Sunday, March 11, 2018

Hopefully 3rd time's a charm

When I give people some advice about pruning, I generally start with telling them that one must understand the natural growing habits of the grape being considered, and from there choose a  training method that best works with this tendency. And then there is me,  not practicing what I preach and a strong advocate of do as I say, not as I do (or did).

When I first planted our Scuppernongs (a cultivated muscadine), I was right in the middle of getting my Masters in Agriculture and Life Sciences. Here is a case of trying to use my new found learning in a practical way. Though anyone in the commercial side of this particular grape knows, it has "trailing" tendencies, which means it runs along the ground in a wild state. Growers however use a high single wire to train these grapes, which makes them look more like they are drooping as opposed to trailing.

Me on the other hand decided I could boost yields and go against the industry norm and try to train these grapes using a 4-arm Kniffin method. So instead of one wire, I could use two, doubling the number of cordons (aka arms or canes), hence increasing my output significantly. I was so proud.

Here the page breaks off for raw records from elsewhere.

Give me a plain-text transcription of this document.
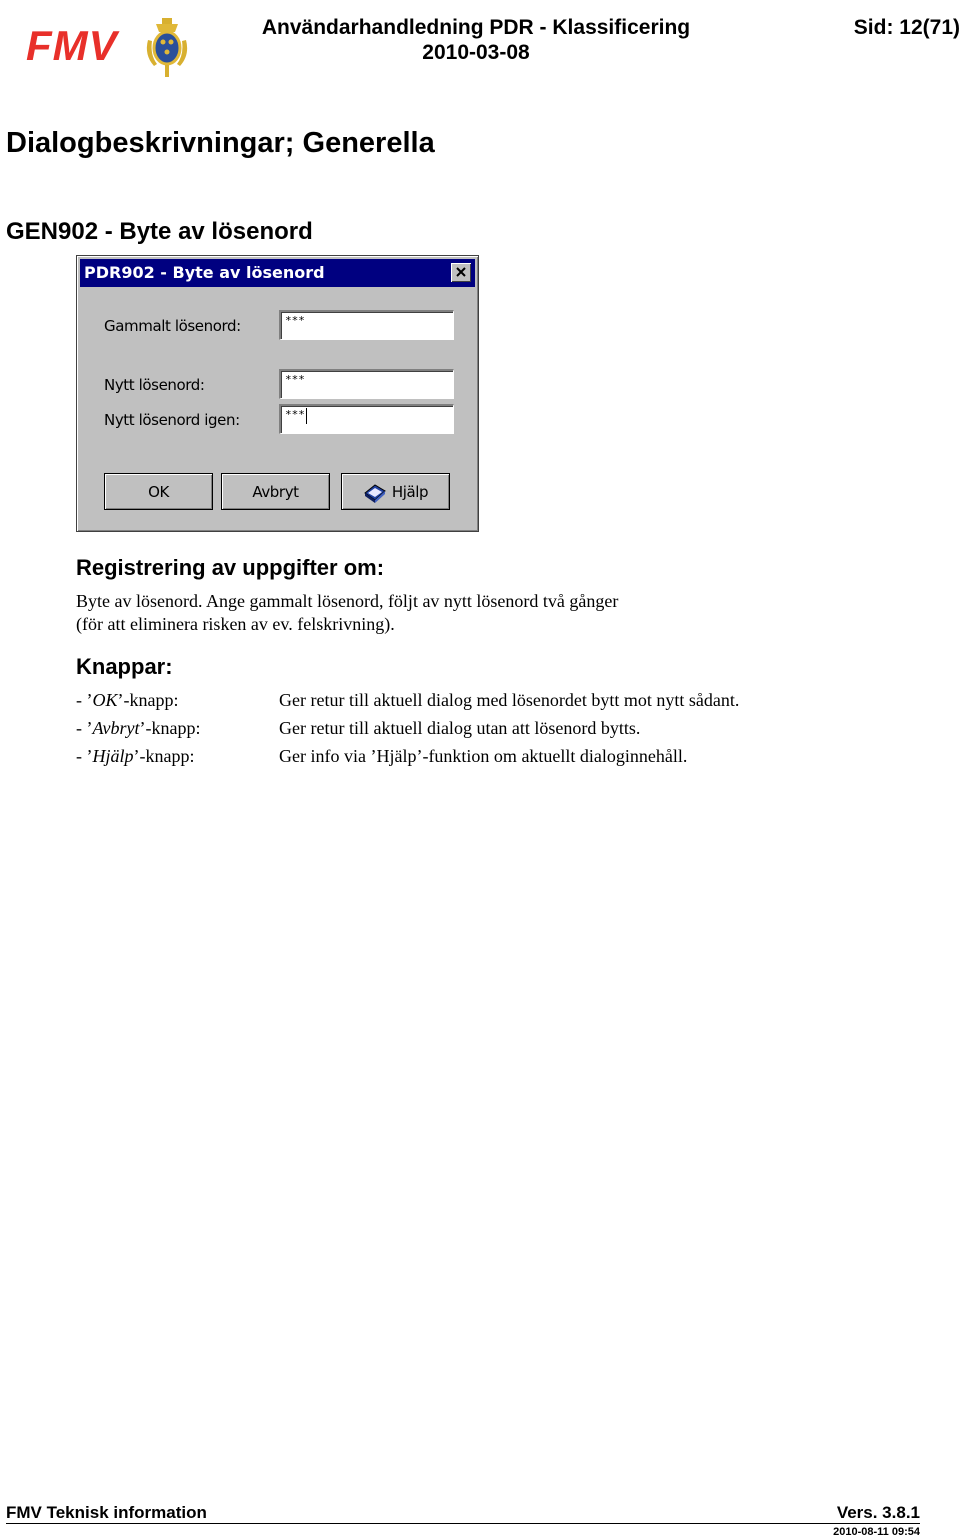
FMV	Användarhandledning PDR - Klassificering
2010-03-08
Sid: 12(71)
Dialogbeskrivningar; Generella
GEN902 - Byte av lösenord
PDR902 - Byte av lösenord
Gammalt lösenord:	***
Nytt lösenord:	***
Nytt lösenord igen:	***
OK	Avbryt	Hjälp
Registrering av uppgifter om:
Byte av lösenord. Ange gammalt lösenord, följt av nytt lösenord två gånger
(för att eliminera risken av ev. felskrivning).
Knappar:
- ’OK’-knapp:	Ger retur till aktuell dialog med lösenordet bytt mot nytt sådant.
- ’Avbryt’-knapp:	Ger retur till aktuell dialog utan att lösenord bytts.
- ’Hjälp’-knapp:	Ger info via ’Hjälp’-funktion om aktuellt dialoginnehåll.
FMV Teknisk information	Vers. 3.8.1
2010-08-11 09:54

The good news is that Scuppernongs grow like weeds, and inside of two years the vines grew up to both wires and created these cordons just as I planned. A major problem was seen at this point however, and that was that the upper set of arms appeared to be stunted, with the lower set seemingly getting all the nutrients. Comparatively it was like the size of one's finger versus one's arm. So not wanting to give it another year to see if the upper arms would eventually balance out, I scrapped this training method and went over to another method called Smart-Dyson by clipping off the arms on the very top wire.  This was more in line with the natural growing tendency of this grape. Returning to a single wire support system, it recognized the desire of the Scuppernong to grow both up, and down from it's cordon.
This worked rather well, almost too well. The Scuppernongs grew, and grew, and grew. Many of them filled out the 24' of wire space I had given them, and expanded out into the middle between the rows. Mowing the grass meant getting wacked in the face by grapevines. To thin these out, along with everything else we had to do on the farm, kept getting downloaded in priority. 

Harvest came in October as it had in the past. To pull off the grapes meant weaving through all the growth to find the hidden fruit. It was a hard-fought but banner year. We brought in over 2 tons of grapes; 1000 pounds more than the previous year. The additional labor, not to mention the time and the complaints, meant something had to be done. Was it really worth bucking the industry norm for these extra grapes?

With Rich concentrating on the French grapes at the other vineyard, the decision lay squarely on my shoulders. It was really the realization that in 8 to 10 years or so, we are apt to be using mechanical pickers to strip the vines of their grapes, and the Smart-Dyson method of training, at least how it pertained to these muscadines, would have prevented this. So, I held my head down, not in shame for trying something new, but with the realization that the vines needed to be pruned heavily once again.

When the cordons were too thick to bend upwards, back to the top wire, there needed to be some major surgery. First I had to find adequate canes to retrain back to the upper single wire, and then cut off the oversized cordons which had now grown quite well on the lower wire. It has been a rather painful experience, both for the vines and me. I can easily spend 20 or 30 minutes on a vine getting it shaped the way it is needed. And in many cases, there are no canes that I can send up to the top wire, so the process would then be to set up some new ones in this growing season, prune the vine as it had been for the Smart-Dyson method, and put the major overhaul for a year from now.

All the while I hope I am not significantly hurting our yields in the Fall by doing all this extra cutting. There are no easy lessons in this business.